この眺めを見るだけでも、またここに来たいと思った。


「ブリサマリナ(Brisa marina)」、スペイン語で海風を意味する温泉施設には、その名のとおり海風を感じながら、空、海、庭を一望できる露天風呂がある。


湯船に浸かって景色を眺めれば、時を忘れ、雑踏を忘れ、下手をすると明日のゴルフのことまで忘れてしまいそうな、心地よいひとときを満喫できる。


この施設の1階が男性浴場、2階が女性浴場になっているのだが、世の常として上のほうが景色はいいだろうから、女性が優遇されていることは疑いようがない。


男性露天風呂 川奈ホテルHPより


翌日お世話になったキャディさんから、

「男性のお客様より女性のお客様の方が、景色に興味がお有りでしょ?」

と宥められたが、すぐに納得とまではいかなかった。


温泉宿でよく見かける、男女入れ替え制にしても良さそうなものだが、女性を大切にしているホテルの頑なまでの姿勢が、微笑ましくもあった。



伊豆「川奈ホテル」は、1936年開業の、食通やゴルファーたちを唸らせてきたクラシックホテルである。


川奈ホテル全景 川奈ホテルHPより


まだゴルフが出来るうちに、死ぬまでに一度は行きたいという強い思いから、今回大枚をはたいてやってきた。


本日ここに一泊し、明日「世界ゴルフ100選」に選ばれ続けている「富士コース」を回る予定である。


富士コースの名物ホール 15番パー5


15時のチェックインにはまだ時間があるので、まずは庭園を散策。


1月の寒桜から4月下旬の八重桜まで、何千本もの様々な桜が楽しめるそうだが、訪問した3月下旬は染井吉野、大島桜がちょうど見頃であった。


「サンパーラー」川奈ホテルHPより


ティールーム「サンパーラー」では、アフタヌーンティーとまではいかなかったが、ケーキとコーヒーをいただく。

相模灘を見渡しながら、優雅な時が過ぎていく。


「サンパーラー」のショートケーキ


川奈ホテルは1954年、ハリウッドスターのマリリン・モンローと元ヤンキースのジョー・ディマジオが新婚旅行で訪れたことでも有名である。


ジョー・ディマジオとマリリン・モンロー


滞在中に、マリリン・モンローが2度もルームサービスで注文したオムライスは、今でも当時の味で提供しているという。

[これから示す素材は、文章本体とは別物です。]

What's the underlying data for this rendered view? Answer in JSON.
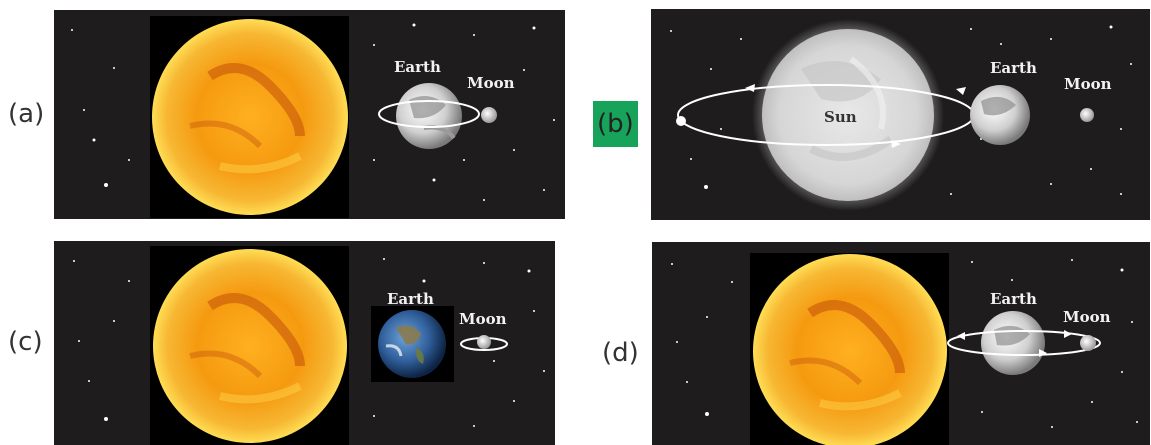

残念ながらそのオムライスは食べるチャンスがなかったが、翌日の朝食のときにリクエストしたオムレツで、気分だけ味わってみた。

外はしっかり、中はトロトロの上品な食感。


川奈ホテルのオムレツ



朝食前に話は戻るが、この日の日の出は541分であった。

私のお気に入り「ブリサマリナ」は、日の出10分前の531分から入ることができた。


生憎この日の朝は靄っていたので、朝陽は拝めなかったものの、それでも言葉にできない爽快感は顕在であった。


それにしても、

「綺麗な朝陽を露天風呂から是非」

と、日の出10分前にオープンしてくれるホテルの心遣いが、兎にも角にも嬉しい。



マリリン・モンローとジョー・ディマジオの結婚は、たった274日であった


この8年後、紆余曲折の末、マリリンは36歳の若さでこの世を去ることになるのだが、自室から見つかった書きかけのラブレターはディマジオに宛てたものだった。


そして、マリリンがディマジオに贈ったプレゼントの置物には、

「大切なものは目に見えないんだよ」(星の王子さま)

と、書かれていたという。


一方ディマジオは、マリリンと別れて半世紀ほど経った1999年に他界。

最後の言葉は、

「死んだら、マリリンのところへいける」だったという。



川奈ホテルの思い出は、まだまだ語り尽くせない。

たった一日の宿泊と18ホールのゴルフだったが、努めて記憶に残したいと思った、世界でも数少ないホテルの一つである。